コラム: 「感謝と感激を大切にする」

📰 出典: ニュースレター2025年5月度


先日、子どもクラスに通っていたカイヤちゃんのお父さんで、初段を先月獲得したジョンさんの任務交代セレモニーに参加しました。

アメリカから上官の方々も来日し、ジョンさんの功績やご家族への感謝の言葉が次々と贈られ、会場全体が格式高くもアットホームな空気に包まれていました。

カイヤちゃんも素敵な服を着て参加していて、ちょっと誇らしげな表情がとても印象的でした。

ジョンさんの娘さんで子供クラスに所属していたカイヤちゃんも、おしゃれして参加です。
ジョンさんの娘さんで子供クラスに所属していたカイヤちゃんも、おしゃれして参加です。

節目で「きちんと祝う」文化

このセレモニーで、強く感じたことがあります。

それは「成果を節目でちゃんと祝福し、感謝の言葉を明確に伝える」文化の大切さです。

日本では、「普段の努力が大事」「あえて褒めるのは気恥ずかしい」と思いがちですが、

節目で「ありがとう」「よくやったね」と言葉にしてもらえると、それは一生の思い出になり、自信や次の挑戦の力にもなります。

稽古だけで満足してしまいがち

合気道の世界でも、「稽古こそがすべて」という考えは確かにあります。

でも私は最近、「頑張ったことをきちんと認め合うこと」「感謝や敬意を言葉で伝えること」もまた、稽古と同じくらい大事だと感じています。

かつて働いていた会社のスローガンに「感謝と感激を大切にする」という言葉がありました。激務でしたが、その分月に1回感謝を伝える仕組みが合ったり、数ヶ月に1回打ち上げで多いに騒いだりして気力を補充していました。

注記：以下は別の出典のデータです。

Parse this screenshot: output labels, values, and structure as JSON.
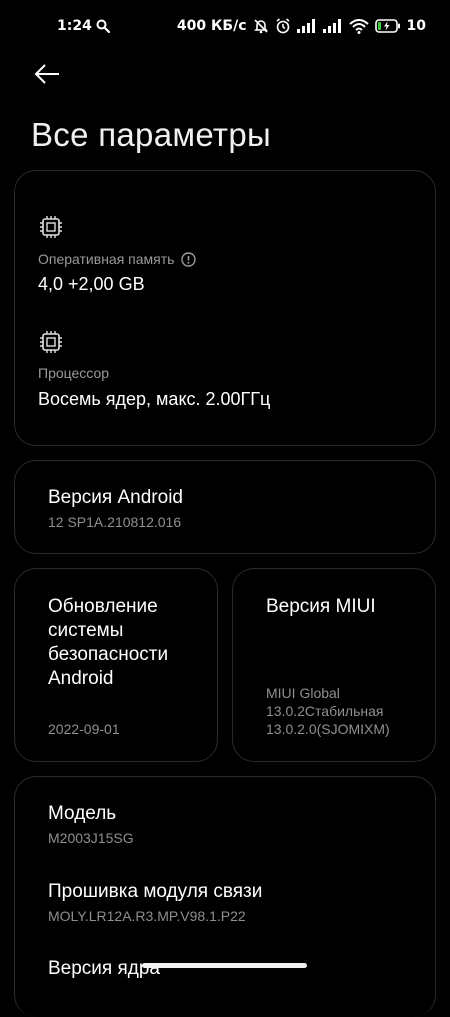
{
  "status_bar": {
    "time": "1:24",
    "network_speed": "400 КБ/с",
    "battery": "10",
    "icons": [
      "search-icon",
      "dnd-off-icon",
      "alarm-icon",
      "signal-icon",
      "wifi-icon",
      "battery-charging-icon"
    ]
  },
  "header": {
    "title": "Все параметры"
  },
  "specs": {
    "ram_label": "Оперативная память",
    "ram_value": "4,0 +2,00 GB",
    "cpu_label": "Процессор",
    "cpu_value": "Восемь ядер, макс. 2.00ГГц"
  },
  "android_version": {
    "title": "Версия Android",
    "value": "12 SP1A.210812.016"
  },
  "security_update": {
    "title_lines": [
      "Обновление",
      "системы",
      "безопасности",
      "Android"
    ],
    "value": "2022-09-01"
  },
  "miui_version": {
    "title": "Версия MIUI",
    "value_lines": [
      "MIUI Global",
      "13.0.2Стабильная",
      "13.0.2.0(SJOMIXM)"
    ]
  },
  "details": {
    "model_title": "Модель",
    "model_value": "M2003J15SG",
    "baseband_title": "Прошивка модуля связи",
    "baseband_value": "MOLY.LR12A.R3.MP.V98.1.P22",
    "kernel_title": "Версия ядра"
  },
  "colors": {
    "background": "#000000",
    "card_border": "#2a2a2a",
    "secondary_text": "#9a9a9a"
  }
}
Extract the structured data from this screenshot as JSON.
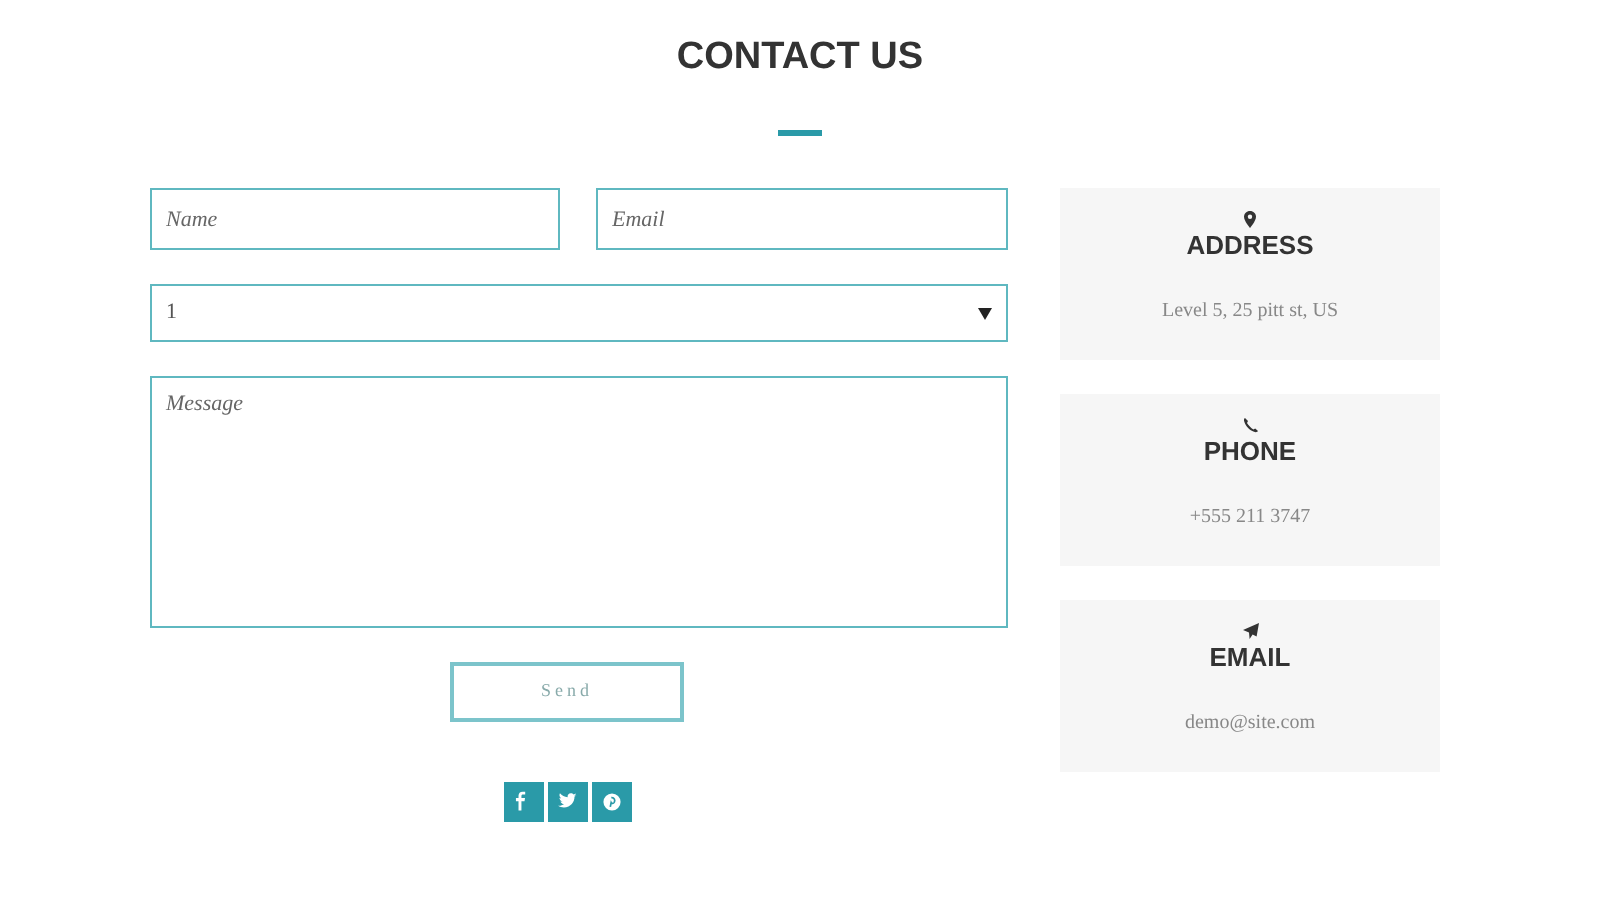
{
  "title": "CONTACT US",
  "form": {
    "name": {
      "placeholder": "Name"
    },
    "email": {
      "placeholder": "Email"
    },
    "select": {
      "value": "1"
    },
    "message": {
      "placeholder": "Message"
    },
    "submit": "Send"
  },
  "social": [
    {
      "kind": "facebook"
    },
    {
      "kind": "twitter"
    },
    {
      "kind": "pinterest"
    }
  ],
  "cards": [
    {
      "kind": "address",
      "heading": "ADDRESS",
      "text": "Level 5, 25 pitt st, US"
    },
    {
      "kind": "phone",
      "heading": "PHONE",
      "text": "+555 211 3747"
    },
    {
      "kind": "email",
      "heading": "EMAIL",
      "text": "demo@site.com"
    }
  ]
}
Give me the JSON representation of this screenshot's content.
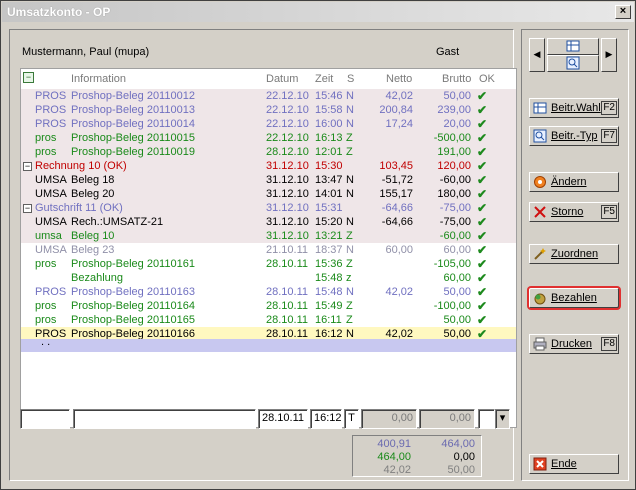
{
  "window": {
    "title": "Umsatzkonto - OP",
    "close_label": "×"
  },
  "header": {
    "customer": "Mustermann, Paul (mupa)",
    "gast": "Gast"
  },
  "columns": {
    "information": "Information",
    "datum": "Datum",
    "zeit": "Zeit",
    "s": "S",
    "netto": "Netto",
    "brutto": "Brutto",
    "ok": "OK"
  },
  "rows": [
    {
      "type": "PROS",
      "info": "Proshop-Beleg 20110012",
      "datum": "22.12.10",
      "zeit": "15:46",
      "s": "N",
      "netto": "42,02",
      "brutto": "50,00",
      "ok": "✔",
      "color": "#7070c0",
      "bg": "#efe6e8"
    },
    {
      "type": "PROS",
      "info": "Proshop-Beleg 20110013",
      "datum": "22.12.10",
      "zeit": "15:58",
      "s": "N",
      "netto": "200,84",
      "brutto": "239,00",
      "ok": "✔",
      "color": "#7070c0",
      "bg": "#efe6e8"
    },
    {
      "type": "PROS",
      "info": "Proshop-Beleg 20110014",
      "datum": "22.12.10",
      "zeit": "16:00",
      "s": "N",
      "netto": "17,24",
      "brutto": "20,00",
      "ok": "✔",
      "color": "#7070c0",
      "bg": "#efe6e8"
    },
    {
      "type": "pros",
      "info": "Proshop-Beleg 20110015",
      "datum": "22.12.10",
      "zeit": "16:13",
      "s": "Z",
      "netto": "",
      "brutto": "-500,00",
      "ok": "✔",
      "color": "#1a8a1a",
      "bg": "#efe6e8"
    },
    {
      "type": "pros",
      "info": "Proshop-Beleg 20110019",
      "datum": "28.12.10",
      "zeit": "12:01",
      "s": "Z",
      "netto": "",
      "brutto": "191,00",
      "ok": "✔",
      "color": "#1a8a1a",
      "bg": "#efe6e8"
    },
    {
      "group": "Rechnung 10 (OK)",
      "toggle": "−",
      "datum": "31.12.10",
      "zeit": "15:30",
      "s": "",
      "netto": "103,45",
      "brutto": "120,00",
      "ok": "✔",
      "color": "#c00000",
      "bg": "#efe6e8"
    },
    {
      "type": "UMSA",
      "info": "Beleg 18",
      "datum": "31.12.10",
      "zeit": "13:47",
      "s": "N",
      "netto": "-51,72",
      "brutto": "-60,00",
      "ok": "✔",
      "color": "#000000",
      "bg": "#efe6e8"
    },
    {
      "type": "UMSA",
      "info": "Beleg 20",
      "datum": "31.12.10",
      "zeit": "14:01",
      "s": "N",
      "netto": "155,17",
      "brutto": "180,00",
      "ok": "✔",
      "color": "#000000",
      "bg": "#efe6e8"
    },
    {
      "group": "Gutschrift 11 (OK)",
      "toggle": "−",
      "datum": "31.12.10",
      "zeit": "15:31",
      "s": "",
      "netto": "-64,66",
      "brutto": "-75,00",
      "ok": "✔",
      "color": "#7070c0",
      "bg": "#efe6e8"
    },
    {
      "type": "UMSA",
      "info": "Rech.:UMSATZ-21",
      "datum": "31.12.10",
      "zeit": "15:20",
      "s": "N",
      "netto": "-64,66",
      "brutto": "-75,00",
      "ok": "✔",
      "color": "#000000",
      "bg": "#efe6e8"
    },
    {
      "type": "umsa",
      "info": "Beleg 10",
      "datum": "31.12.10",
      "zeit": "13:21",
      "s": "Z",
      "netto": "",
      "brutto": "-60,00",
      "ok": "✔",
      "color": "#1a8a1a",
      "bg": "#efe6e8"
    },
    {
      "type": "UMSA",
      "info": "Beleg 23",
      "datum": "21.10.11",
      "zeit": "18:37",
      "s": "N",
      "netto": "60,00",
      "brutto": "60,00",
      "ok": "✔",
      "color": "#9090a8",
      "bg": "#ffffff"
    },
    {
      "type": "pros",
      "info": "Proshop-Beleg 20110161",
      "datum": "28.10.11",
      "zeit": "15:36",
      "s": "Z",
      "netto": "",
      "brutto": "-105,00",
      "ok": "✔",
      "color": "#1a8a1a",
      "bg": "#ffffff"
    },
    {
      "type": "",
      "info": "Bezahlung",
      "datum": "",
      "zeit": "15:48",
      "s": "z",
      "netto": "",
      "brutto": "60,00",
      "ok": "✔",
      "color": "#1a8a1a",
      "bg": "#ffffff"
    },
    {
      "type": "PROS",
      "info": "Proshop-Beleg 20110163",
      "datum": "28.10.11",
      "zeit": "15:48",
      "s": "N",
      "netto": "42,02",
      "brutto": "50,00",
      "ok": "✔",
      "color": "#7070c0",
      "bg": "#ffffff"
    },
    {
      "type": "pros",
      "info": "Proshop-Beleg 20110164",
      "datum": "28.10.11",
      "zeit": "15:49",
      "s": "Z",
      "netto": "",
      "brutto": "-100,00",
      "ok": "✔",
      "color": "#1a8a1a",
      "bg": "#ffffff"
    },
    {
      "type": "pros",
      "info": "Proshop-Beleg 20110165",
      "datum": "28.10.11",
      "zeit": "16:11",
      "s": "Z",
      "netto": "",
      "brutto": "50,00",
      "ok": "✔",
      "color": "#1a8a1a",
      "bg": "#ffffff"
    },
    {
      "type": "PROS",
      "info": "Proshop-Beleg 20110166",
      "datum": "28.10.11",
      "zeit": "16:12",
      "s": "N",
      "netto": "42,02",
      "brutto": "50,00",
      "ok": "✔",
      "color": "#000000",
      "bg": "#fff8c0"
    }
  ],
  "ellipsis": ". .",
  "inputs": {
    "datum": "28.10.11",
    "zeit": "16:12",
    "s": "T",
    "netto": "0,00",
    "brutto": "0,00"
  },
  "totals": [
    {
      "netto": "400,91",
      "brutto": "464,00",
      "color": "#6a6ab0"
    },
    {
      "netto": "464,00",
      "brutto": "0,00",
      "color": "#1a8a1a",
      "brutto_color": "#000000"
    },
    {
      "netto": "42,02",
      "brutto": "50,00",
      "color": "#808080"
    }
  ],
  "buttons": {
    "beitr_wahl": {
      "label": "Beitr.Wahl",
      "key": "F2"
    },
    "beitr_typ": {
      "label": "Beitr.-Typ",
      "key": "F7"
    },
    "aendern": {
      "label": "Ändern"
    },
    "storno": {
      "label": "Storno",
      "key": "F5"
    },
    "zuordnen": {
      "label": "Zuordnen"
    },
    "bezahlen": {
      "label": "Bezahlen"
    },
    "drucken": {
      "label": "Drucken",
      "key": "F8"
    },
    "ende": {
      "label": "Ende"
    }
  }
}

当時は実感が湧きませんでしたが、今はその意味がよくわかります。人は1年頑張り続けるよりも、数ヶ月に1回は他者からの感謝を受けたり、みんなで喜び合う「余白」を作ったほうが、より高く飛べるように思います。

もちろん、祝の場が苦手な人やタイミングというのはあるので、参加は自由参加が大原則ですが。

思い出も稽古の一部

道場では、毎年夏にバーベキューイベントを開催しています。

海の家を借りて、子どもも大人も一緒になって楽しむ時間は、ただの行事ではなく、合気道でつながった人たちの“記憶”として残っていきます。

そうした思い出は、人生のどこかで勇気をくれるものです。だからこそ「人を祝う」「思い出をつくる」ことも道場の大事な役割だと感じています。

うまくいかないことはある、というかめちゃある

このゴールデンウィーク、妻と「ちょっと贅沢な時間を楽しもう」と企画して東京のホテルに泊まりました。子育てが一段落しそれを感謝し合おうとしたのですが、

  • 私「良いホテル取ったんだから感謝してよ」
  • 妻「子育て頑張ったんだからねぎらってよ」

となんとも小さい小さい小競り合いをしてしまい、あまり楽しい時間になりませんでした。エゴとエゴのぶつかり合い、近しい間柄だからこそできないこの現象に誰か名前をつけてください。。。

せっかく場をつくったのに、「お互いに素直に感謝する」空気までは生まれなかった。

これはきっと、誰にとっても難しいテーマで、私たちもまだ道の途中です。自分で言っておきながらできてないことばかりです。

それでもやはり、「感謝と感激を大切にする」ことは、合気道にも、家族にも、人との関わりすべてに通じるものだと思います。

少し照れくさくても、素直に言葉で伝えてみる。

そんな文化を、道場の中でも少しずつ育てていけたらと思います。